Je rêve d’un réveil-matin pour réveiller les morts, d’un père-fouettard pour fouetter les cauchemars. Une tapisserie en couleur pour colorier les nuits blanches.

Chère Imagination, avec toi,  j’improvise un amour magnifique. Durable comme le développement, magique comme un corps qui acquiesce. Je bois la mer qui chatouille mes pieds.

Les femmes ne maquillent plus leurs sentiments et les types jouent à la poupée. Je gifle Dieu de toutes mes forces et je le force à se mettre au boulot. Tout devient cristallin et pur comme l’urine des bébés.

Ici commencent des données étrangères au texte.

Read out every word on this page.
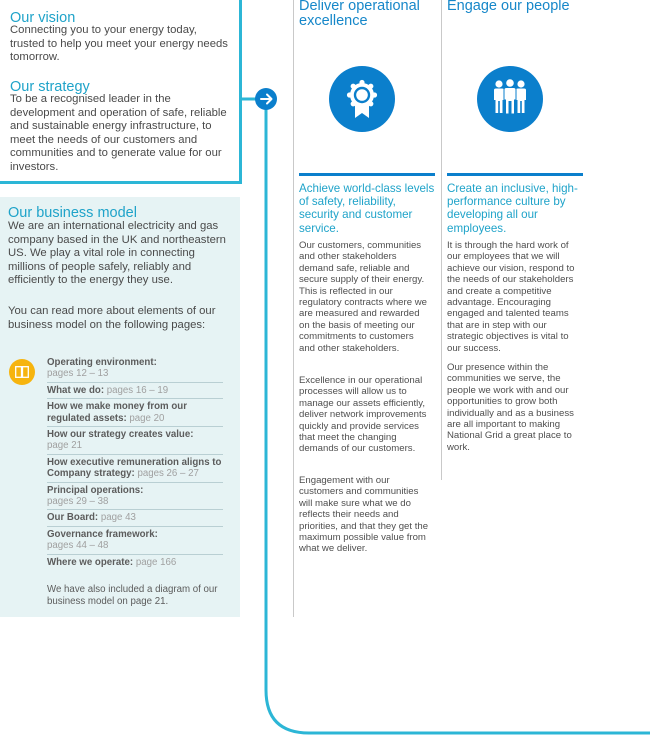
Our vision
Connecting you to your energy today, trusted to help you meet your energy needs tomorrow.
Our strategy
To be a recognised leader in the development and operation of safe, reliable and sustainable energy infrastructure, to meet the needs of our customers and communities and to generate value for our investors.
Our business model
We are an international electricity and gas company based in the UK and northeastern US. We play a vital role in connecting millions of people safely, reliably and efficiently to the energy they use.
You can read more about elements of our business model on the following pages:
Operating environment:
pages 12 – 13
What we do: pages 16 – 19
How we make money from our regulated assets: page 20
How our strategy creates value:
page 21
How executive remuneration aligns to Company strategy: pages 26 – 27
Principal operations:
pages 29 – 38
Our Board: page 43
Governance framework:
pages 44 – 48
Where we operate: page 166
We have also included a diagram of our business model on page 21.
Deliver operational excellence
Achieve world-class levels of safety, reliability, security and customer service.
Our customers, communities and other stakeholders demand safe, reliable and secure supply of their energy. This is reflected in our regulatory contracts where we are measured and rewarded on the basis of meeting our commitments to customers and other stakeholders.
Excellence in our operational processes will allow us to manage our assets efficiently, deliver network improvements quickly and provide services that meet the changing demands of our customers.
Engagement with our customers and communities will make sure what we do reflects their needs and priorities, and that they get the maximum possible value from what we deliver.
Engage our people
Create an inclusive, high-performance culture by developing all our employees.
It is through the hard work of our employees that we will achieve our vision, respond to the needs of our stakeholders and create a competitive advantage. Encouraging engaged and talented teams that are in step with our strategic objectives is vital to our success.
Our presence within the communities we serve, the people we work with and our opportunities to grow both individually and as a business are all important to making National Grid a great place to work.
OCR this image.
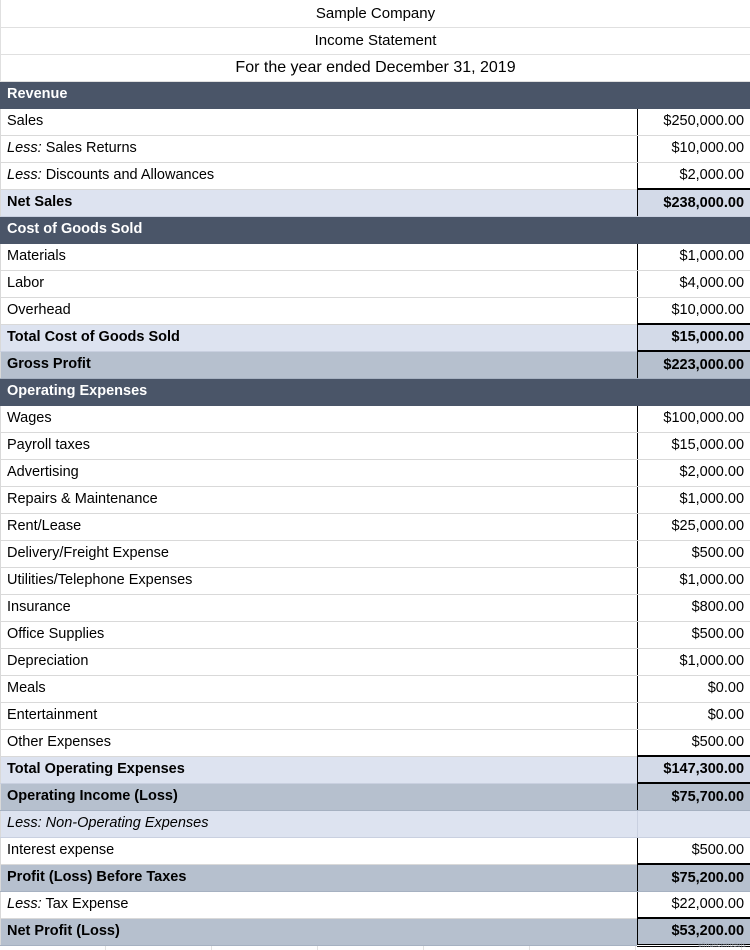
Sample Company	
Income Statement	
For the year ended December 31, 2019	
Revenue	
Sales	$250,000.00
Less: Sales Returns	$10,000.00
Less: Discounts and Allowances	$2,000.00
Net Sales	$238,000.00
Cost of Goods Sold	
Materials	$1,000.00
Labor	$4,000.00
Overhead	$10,000.00
Total Cost of Goods Sold	$15,000.00
Gross Profit	$223,000.00
Operating Expenses	
Wages	$100,000.00
Payroll taxes	$15,000.00
Advertising	$2,000.00
Repairs & Maintenance	$1,000.00
Rent/Lease	$25,000.00
Delivery/Freight Expense	$500.00
Utilities/Telephone Expenses	$1,000.00
Insurance	$800.00
Office Supplies	$500.00
Depreciation	$1,000.00
Meals	$0.00
Entertainment	$0.00
Other Expenses	$500.00
Total Operating Expenses	$147,300.00
Operating Income (Loss)	$75,700.00
Less: Non-Operating Expenses	
Interest expense	$500.00
Profit (Loss) Before Taxes	$75,200.00
Less: Tax Expense	$22,000.00
Net Profit (Loss)	$53,200.00
efinancemodels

Les orphelins jouent au sept familles et les chats bouffent des croquettes à l’homme. Les clodos se font des rails de caviar. Picsou ouvre sa piscine de blé à tout le monde et chacun, enfin, mange à sa faim.

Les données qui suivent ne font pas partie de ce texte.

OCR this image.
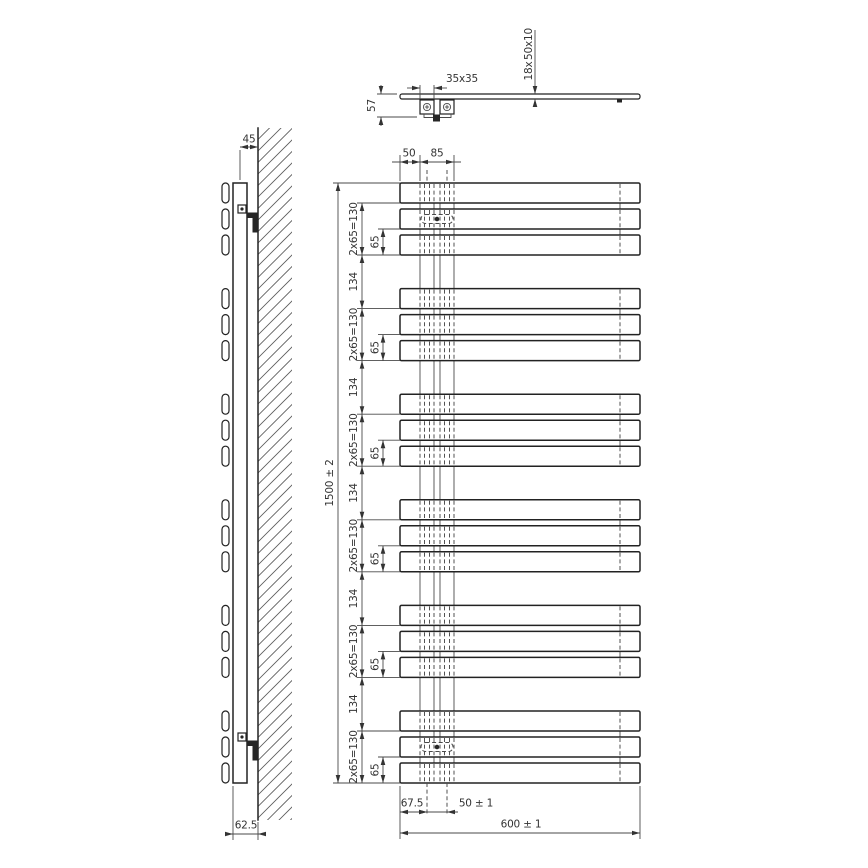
45
62.5
35x35
57
18x
50x10
50 85
2x65=130
134
65
2x65=130
134
65
2x65=130
134
65
2x65=130
134
65
2x65=130
134
65
2x65=130 65
1500 ± 2
67.5	50 ± 1
600 ± 1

Mozart vient chercher ses droits d’auteur et Maupassant sa pénicilline. Saint-Ex ne jure que par le train et Camus choisit l’avion. J’arrache les paratonnerres dans le cœur des gens pour favoriser les coups de foudre.

Les carrossiers défroissent les âmes  et les dentistes détartrent les dents des poules. Les députés bivouaquent à Pôle-Emploi et les ouvriers à l’Assemblée.  Avec la voie lactée, les étoiles fabriquent du beurre.

J’imagine aussi des parapluies quand il pleut des compliments et l’éternité pour enterrer les regrets. J’invente un lave-vaisselle pour laver les consciences et des épilateurs pour épiler les zhérissons. Tout devient possible. Je jette des phrases-graines  sur ce blog. Les voici qui  germent dans la tête des gens. Et des sourires fleurissent en bouquet, prêts à être cueillis.

Chère imagination, tu ignores la grève.  Tu ne comptes jamais tes heures sup’.

Je t’aime.

3 réponses sur “LETTRE A L’IMAGINATION”

  1. Comme vous avez raison Frantz, moi aussi je l’aime tant cette imagination. Dès ma tendre enfance, elle m’était si vitale , me donnait une telle liberté qui me portait jusque dans mes rêves …
    Je me souviens de cette enfance
    de ce coeur pur qui danse et s’élance
    ces heures tendres et heureuses prises au lasso
    de peur qu’elles ne fuient vers un autre berceau
    je vivais dans mon jardin intérieur gardé par un condor
    habité de mille roses prêtes à éclore et d’une mandragore
    mes nuits fleurissaient de plus d’un nuage obscur
    Les paupières closes, Je partais vers cette autre aventure
    Je me voyais léviter au dessus de mon lit,
    voler , embrasser la lune qui en a tant pâli
    jusqu’au pays des gnomes et des fées, je volais et lisais dans les coeurs
    m’opposais à des forces maléfiques puis revenais vainqueur
    À mille lieux de ce monde-ci, je puisais ma force dans mes rêves
    et cultivais cet imaginaire si flamboyant sans trêve.